The Librarian of Auschwitz would get along very well with The Book Thief. I never thought I’d pick up a second book about a girl coming of age through literature they picked up and read secretly during World War II, but here I am.
This book follows Dita, a Jew girl coming of age deep in the regime of Nazi concentration camps. During her stay in Auschwitz, a respected adult in the camp seeks to keep the children educated within the family block of the camp. Dita is sought out to protect a small collection of books, contraband that made its way through the security of the guards and kapo. She takes up her responsibilities in pride, caring for the books and stories with all the hope inside her, and inspiring others as situations grow ever dimmer for the prisoners of Auschwitz Birkenau.
I will admit that the narrative in this novel wasn’t strong, and neither were the secondary perspectives present. I will acknowledge that these points were instead included for historical and informative purposes, as it was based on a true story, but some didn’t adhere to Dita, the focal character’s, story.
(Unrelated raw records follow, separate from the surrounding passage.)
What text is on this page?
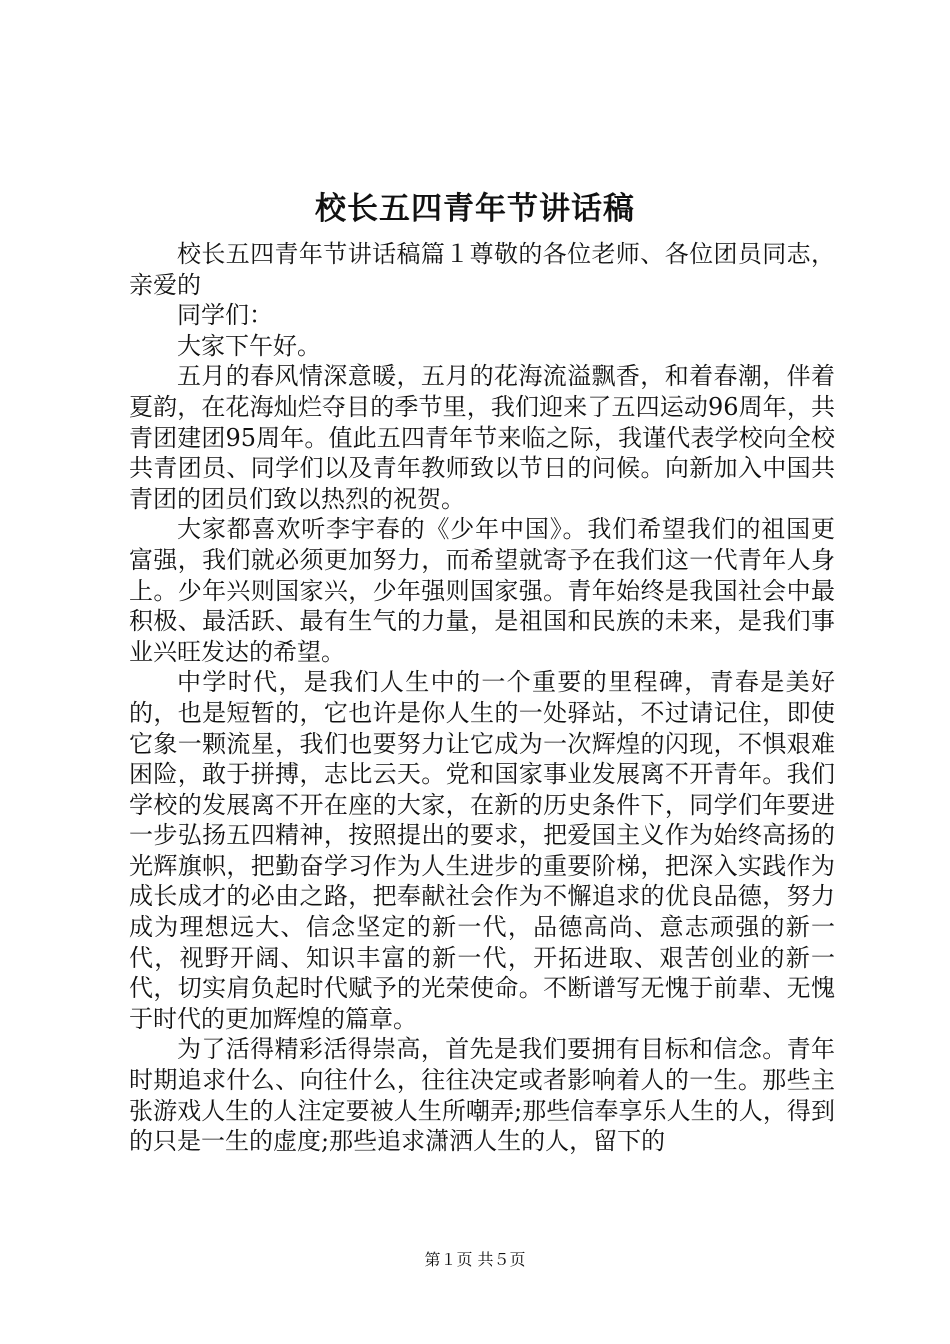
校长五四青年节讲话稿

校长五四青年节讲话稿篇１尊敬的各位老师、各位团员同志，亲爱的

同学们：

大家下午好。

五月的春风情深意暖，五月的花海流溢飘香，和着春潮，伴着夏韵，在花海灿烂夺目的季节里，我们迎来了五四运动96周年，共青团建团95周年。值此五四青年节来临之际，我谨代表学校向全校共青团员、同学们以及青年教师致以节日的问候。向新加入中国共青团的团员们致以热烈的祝贺。

大家都喜欢听李宇春的《少年中国》。我们希望我们的祖国更富强，我们就必须更加努力，而希望就寄予在我们这一代青年人身上。少年兴则国家兴，少年强则国家强。青年始终是我国社会中最积极、最活跃、最有生气的力量，是祖国和民族的未来，是我们事业兴旺发达的希望。

中学时代，是我们人生中的一个重要的里程碑，青春是美好的，也是短暂的，它也许是你人生的一处驿站，不过请记住，即使它象一颗流星，我们也要努力让它成为一次辉煌的闪现，不惧艰难困险，敢于拼搏，志比云天。党和国家事业发展离不开青年。我们学校的发展离不开在座的大家，在新的历史条件下，同学们年要进一步弘扬五四精神，按照提出的要求，把爱国主义作为始终高扬的光辉旗帜，把勤奋学习作为人生进步的重要阶梯，把深入实践作为成长成才的必由之路，把奉献社会作为不懈追求的优良品德，努力成为理想远大、信念坚定的新一代，品德高尚、意志顽强的新一代，视野开阔、知识丰富的新一代，开拓进取、艰苦创业的新一代，切实肩负起时代赋予的光荣使命。不断谱写无愧于前辈、无愧于时代的更加辉煌的篇章。

为了活得精彩活得崇高，首先是我们要拥有目标和信念。青年时期追求什么、向往什么，往往决定或者影响着人的一生。那些主张游戏人生的人注定要被人生所嘲弄;那些信奉享乐人生的人，得到的只是一生的虚度;那些追求潇洒人生的人，留下的

第１页 共５页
They were still very nice and insightful to read, but it did take me out of the story ever so slightly.
As for the story itself though, it took me on an emotional log flume. I would say rollercoaster, but these emotions were never of excitement. It was just a constant drift to peace and hope only to be crushed by something traumatic and filled with despair just around the next corner. There was a constant and evolving numbing sensation when reading this book that was both comforting and chilling at the same time.
And yet it took me so long to read. That is not to discredit the value of the book itself, though I used to think the time it took to finish a book was reflective of that. Some of the content in this book just had to be processed and reflected upon. I feel like this book wouldn’t have hit the same without it. It covers a lot of deep moments that most other books wouldn’t be able to put together in such a way, especially when much of the content in it was based on true experiences. I spent much of the second half of the book reading with watery eyes, not quite tears but getting close.
That was largely due to the way it was writing, almost poetically. I don’t think that there was a chapter that didn’t feature a quote worth gushing over. And the way each character was described by appearance was incredible, I’m definitely taking notes from this book for describing characters in the future. I’m not sure if it was the work of the translator or the actual author, but so much language in this novel was stunning. This makes me wonder if there are different ways to tell stories or make metaphors in other languages, because the language in this book was just ethereal.
But I think the highlight of the novel was seeing Dita grow. Coming of age is a classic and timeless tale, but the way Dita grew braver and nobler in face of her hardships was just incredible, especially when her childhood whimsy was still present. Her mother quoted that living in Auschwitz was no way to grow up, but the way that Dita did was admirable and incredible. That’s what truly brought on the beauty of The Librarian of Auschwitz.
The Librarian of Auschwitz gets a score of 4/5. A very thought provoking and reflective read placed against a historically important backdrop.